If you are interested then try a mix and see how it performs. Some suggestions: mature leafmould (~ 2 years old) is said to work on its own but can be mixed with sterilised (to avoid damping off)  loam at a ratio of 1:1. Or garden compost, leafmould and sterilised loam at 1:1:1.  [From “Encyclopaedia of Organic Gardening”, p.116, HDRA/Dorling Kindersley, 2001, ISBN 07513 33816 ]

Compost better than fertlizer

An article on the Environmental News Network says that using compost in the garden is better that fertilizer.  Adding good quality compost improves soil fertility, soil structure and provides nutrients in a way that enhances the soil.

A good quality compost can improve the soil far more than other amendments by making it more porous, and balancing the nutrients so that plants can thrive over a longer time. In clay soils … adding compost can break up clay so that water can penetrate into the earth, while losing less moisture from run-off.

A healthy soil also allows beneficial insects, earthworms and other creatures to crawl around and work the soil, which opens it up and allows more air to flow through. In turn, this aeration allows the soil to hold more water. This means that people don’t need to water their lawns and gardens as often.

Good compost is the best soil amendment but some compost is better than others. Producing quality compost is down to how it is made. Just throwing your waste material on an open heap will produce compost eventually but it will be of doubtful and variable quality. Being more systematic by waiting until you have enough materials to fill your bin in one go, having the correct mix of green (N) and brown (C) materials and the correct amount of moisture, will ensure that the compost works quickly and heats up. See the Composting pages in the Resources section above.

Every gardener should make compost from garden waste. There really is excuse for the huge bonfires that are a regular feature of most allotments. So do NOT burn fallen leaves use them to make leaf mould, see this page, which is low in nutrients but a very good soil conditioner.

And do not forget to compost your kitchen waste, be proud to have a ‘slop bucket’!

Winter in the garden

The garden has a real feel of winter now.

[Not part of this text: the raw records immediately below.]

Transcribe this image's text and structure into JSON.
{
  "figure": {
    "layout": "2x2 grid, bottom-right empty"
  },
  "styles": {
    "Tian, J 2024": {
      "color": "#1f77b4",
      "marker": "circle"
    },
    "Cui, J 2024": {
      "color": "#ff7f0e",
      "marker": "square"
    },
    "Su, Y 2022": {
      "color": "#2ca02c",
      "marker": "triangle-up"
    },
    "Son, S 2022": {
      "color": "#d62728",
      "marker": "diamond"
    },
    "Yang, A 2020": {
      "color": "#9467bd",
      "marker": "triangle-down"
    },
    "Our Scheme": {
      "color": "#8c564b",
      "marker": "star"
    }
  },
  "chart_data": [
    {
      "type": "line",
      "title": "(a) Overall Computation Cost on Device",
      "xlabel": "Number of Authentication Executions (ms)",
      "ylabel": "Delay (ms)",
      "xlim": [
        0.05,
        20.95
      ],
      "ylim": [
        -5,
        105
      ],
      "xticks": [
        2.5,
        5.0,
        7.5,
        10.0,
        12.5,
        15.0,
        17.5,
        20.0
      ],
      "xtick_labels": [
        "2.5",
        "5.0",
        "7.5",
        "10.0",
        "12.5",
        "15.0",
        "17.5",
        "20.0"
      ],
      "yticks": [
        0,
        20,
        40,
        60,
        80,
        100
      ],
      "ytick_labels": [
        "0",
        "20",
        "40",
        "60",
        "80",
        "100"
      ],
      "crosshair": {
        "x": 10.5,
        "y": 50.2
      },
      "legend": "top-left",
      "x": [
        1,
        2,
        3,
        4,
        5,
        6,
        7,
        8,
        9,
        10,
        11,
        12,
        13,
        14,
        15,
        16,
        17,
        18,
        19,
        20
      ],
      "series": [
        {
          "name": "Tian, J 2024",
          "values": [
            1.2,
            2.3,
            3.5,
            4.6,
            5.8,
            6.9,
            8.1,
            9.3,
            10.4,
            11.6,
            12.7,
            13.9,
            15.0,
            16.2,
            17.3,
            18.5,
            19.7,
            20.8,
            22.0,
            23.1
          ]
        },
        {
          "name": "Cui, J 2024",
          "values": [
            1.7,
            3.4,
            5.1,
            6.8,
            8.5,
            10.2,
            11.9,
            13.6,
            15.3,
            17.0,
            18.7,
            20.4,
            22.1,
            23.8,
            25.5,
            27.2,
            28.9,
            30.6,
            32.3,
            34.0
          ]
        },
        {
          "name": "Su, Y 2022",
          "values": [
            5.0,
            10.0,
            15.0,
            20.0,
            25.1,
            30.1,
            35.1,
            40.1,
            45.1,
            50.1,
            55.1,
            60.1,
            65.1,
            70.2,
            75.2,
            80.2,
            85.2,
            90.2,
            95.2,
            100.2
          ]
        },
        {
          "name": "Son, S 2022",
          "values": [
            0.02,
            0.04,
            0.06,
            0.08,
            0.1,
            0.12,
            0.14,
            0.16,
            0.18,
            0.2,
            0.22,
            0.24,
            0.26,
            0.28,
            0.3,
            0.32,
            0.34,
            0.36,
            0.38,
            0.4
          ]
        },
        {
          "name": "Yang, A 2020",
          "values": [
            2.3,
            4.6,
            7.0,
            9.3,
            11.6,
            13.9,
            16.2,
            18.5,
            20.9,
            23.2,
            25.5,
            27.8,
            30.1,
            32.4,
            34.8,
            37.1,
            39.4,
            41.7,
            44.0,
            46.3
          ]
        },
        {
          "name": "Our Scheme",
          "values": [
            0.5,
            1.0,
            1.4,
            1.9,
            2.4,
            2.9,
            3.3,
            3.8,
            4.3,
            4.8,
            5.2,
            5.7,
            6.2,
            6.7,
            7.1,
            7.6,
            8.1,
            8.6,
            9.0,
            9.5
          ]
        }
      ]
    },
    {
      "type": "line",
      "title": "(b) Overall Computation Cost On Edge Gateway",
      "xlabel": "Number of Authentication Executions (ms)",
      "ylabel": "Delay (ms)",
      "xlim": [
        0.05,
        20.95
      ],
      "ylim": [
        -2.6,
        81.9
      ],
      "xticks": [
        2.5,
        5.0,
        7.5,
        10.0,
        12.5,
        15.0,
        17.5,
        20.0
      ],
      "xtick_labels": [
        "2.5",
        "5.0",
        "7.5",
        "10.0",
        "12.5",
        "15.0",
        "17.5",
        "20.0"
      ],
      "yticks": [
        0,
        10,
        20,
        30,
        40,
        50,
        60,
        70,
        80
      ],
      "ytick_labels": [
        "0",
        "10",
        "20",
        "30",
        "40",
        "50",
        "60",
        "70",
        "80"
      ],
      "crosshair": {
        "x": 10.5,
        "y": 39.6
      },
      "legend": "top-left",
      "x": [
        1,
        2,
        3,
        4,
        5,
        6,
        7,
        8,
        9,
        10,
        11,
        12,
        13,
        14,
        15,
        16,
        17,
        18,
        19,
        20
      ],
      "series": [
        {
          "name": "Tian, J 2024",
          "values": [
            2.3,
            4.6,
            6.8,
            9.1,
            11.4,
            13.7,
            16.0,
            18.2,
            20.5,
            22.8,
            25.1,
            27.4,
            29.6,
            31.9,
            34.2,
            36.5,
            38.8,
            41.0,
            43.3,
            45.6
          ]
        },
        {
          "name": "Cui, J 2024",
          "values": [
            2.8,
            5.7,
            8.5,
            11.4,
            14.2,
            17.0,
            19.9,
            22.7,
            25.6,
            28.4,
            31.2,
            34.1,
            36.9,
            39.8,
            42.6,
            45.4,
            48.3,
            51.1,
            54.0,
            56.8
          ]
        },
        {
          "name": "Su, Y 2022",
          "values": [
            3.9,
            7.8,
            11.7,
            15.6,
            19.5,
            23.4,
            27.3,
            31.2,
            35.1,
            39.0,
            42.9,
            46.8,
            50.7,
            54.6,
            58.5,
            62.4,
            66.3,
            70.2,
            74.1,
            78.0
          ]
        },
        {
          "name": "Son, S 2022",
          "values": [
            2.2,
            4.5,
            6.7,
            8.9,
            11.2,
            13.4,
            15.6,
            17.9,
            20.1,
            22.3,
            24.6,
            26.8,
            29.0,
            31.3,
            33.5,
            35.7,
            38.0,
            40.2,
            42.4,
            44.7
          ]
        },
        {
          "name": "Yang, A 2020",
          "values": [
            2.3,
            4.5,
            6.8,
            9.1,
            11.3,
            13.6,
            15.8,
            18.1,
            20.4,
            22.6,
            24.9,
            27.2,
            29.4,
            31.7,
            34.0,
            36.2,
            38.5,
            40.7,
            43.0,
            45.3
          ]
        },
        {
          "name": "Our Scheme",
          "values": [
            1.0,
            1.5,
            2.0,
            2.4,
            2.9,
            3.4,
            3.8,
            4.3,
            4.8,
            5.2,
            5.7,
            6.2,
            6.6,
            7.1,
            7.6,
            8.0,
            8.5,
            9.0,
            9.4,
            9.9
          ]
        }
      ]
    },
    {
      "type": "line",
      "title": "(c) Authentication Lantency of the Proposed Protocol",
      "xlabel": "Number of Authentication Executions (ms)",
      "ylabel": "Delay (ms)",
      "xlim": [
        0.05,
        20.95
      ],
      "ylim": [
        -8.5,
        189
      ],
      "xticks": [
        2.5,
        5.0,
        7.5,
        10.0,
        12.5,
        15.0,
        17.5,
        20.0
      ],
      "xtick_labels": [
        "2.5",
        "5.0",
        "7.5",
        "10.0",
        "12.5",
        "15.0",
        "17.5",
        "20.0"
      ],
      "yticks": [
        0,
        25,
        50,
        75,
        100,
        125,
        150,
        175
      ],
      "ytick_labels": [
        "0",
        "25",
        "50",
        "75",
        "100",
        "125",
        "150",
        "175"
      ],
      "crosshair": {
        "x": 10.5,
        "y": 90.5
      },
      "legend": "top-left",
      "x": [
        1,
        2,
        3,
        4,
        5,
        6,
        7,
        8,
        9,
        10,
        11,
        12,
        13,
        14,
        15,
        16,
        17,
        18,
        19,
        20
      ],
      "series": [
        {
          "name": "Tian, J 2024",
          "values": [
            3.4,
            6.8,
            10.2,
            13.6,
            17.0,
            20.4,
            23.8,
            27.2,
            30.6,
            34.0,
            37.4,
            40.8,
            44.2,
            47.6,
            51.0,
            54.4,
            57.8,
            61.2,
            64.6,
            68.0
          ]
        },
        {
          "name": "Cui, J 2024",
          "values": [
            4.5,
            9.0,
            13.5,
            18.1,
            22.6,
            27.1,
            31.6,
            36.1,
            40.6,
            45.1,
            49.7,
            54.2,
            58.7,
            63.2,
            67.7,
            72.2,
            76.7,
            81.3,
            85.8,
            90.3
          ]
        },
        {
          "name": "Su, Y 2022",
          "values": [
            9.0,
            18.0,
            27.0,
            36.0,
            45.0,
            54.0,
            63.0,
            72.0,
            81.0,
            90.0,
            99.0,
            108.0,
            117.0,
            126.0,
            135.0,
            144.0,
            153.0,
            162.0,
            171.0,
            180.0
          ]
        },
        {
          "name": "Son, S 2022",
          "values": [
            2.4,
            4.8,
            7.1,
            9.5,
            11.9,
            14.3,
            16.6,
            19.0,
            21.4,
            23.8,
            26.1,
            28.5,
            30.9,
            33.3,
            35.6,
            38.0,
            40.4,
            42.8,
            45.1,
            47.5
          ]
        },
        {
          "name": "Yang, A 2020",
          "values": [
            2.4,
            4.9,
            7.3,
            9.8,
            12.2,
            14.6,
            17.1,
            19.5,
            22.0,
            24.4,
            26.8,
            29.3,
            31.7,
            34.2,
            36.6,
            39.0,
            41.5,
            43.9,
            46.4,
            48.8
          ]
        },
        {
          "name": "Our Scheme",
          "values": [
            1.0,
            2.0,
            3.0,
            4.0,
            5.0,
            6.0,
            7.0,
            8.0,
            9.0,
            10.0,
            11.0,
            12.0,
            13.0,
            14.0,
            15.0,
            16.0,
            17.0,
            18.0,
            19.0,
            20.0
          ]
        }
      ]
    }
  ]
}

The leaf mould is made, around 30 heaped wheel barrows of leaves were deposited in the makeshift ‘container’ by my able assistant. Not sure how well it will it will rot down but at least it prevented a neighbour from burning great piles of leaves!

Some of the beds have been cultivated, manured or had compost added depending what is to be planted next season,  and then covered with their blankets.  Other beds have been sown with a green manure that should over winter. The main aim is to keep the rain off to stop soil compaction and nutrient leaching.

I used two varieties of green manure this year; Hungarian grazing rye and winter tares.  The rye was mostly eaten by the resident pheasants. They did not go for the tares  which means I’ll be using more of that next season. The trouble is that the grazing rye does a good job of mining nutrients from the deep clay and its long roots also break up the soil. Tares fixes nitrogen, provided the whole crop is incorporated, which is useful but not required on every bed so it’s a difficult choice.

There is not much left to do now excpet a general tidy up and order the seeds for next year. Just right for these cold dark days.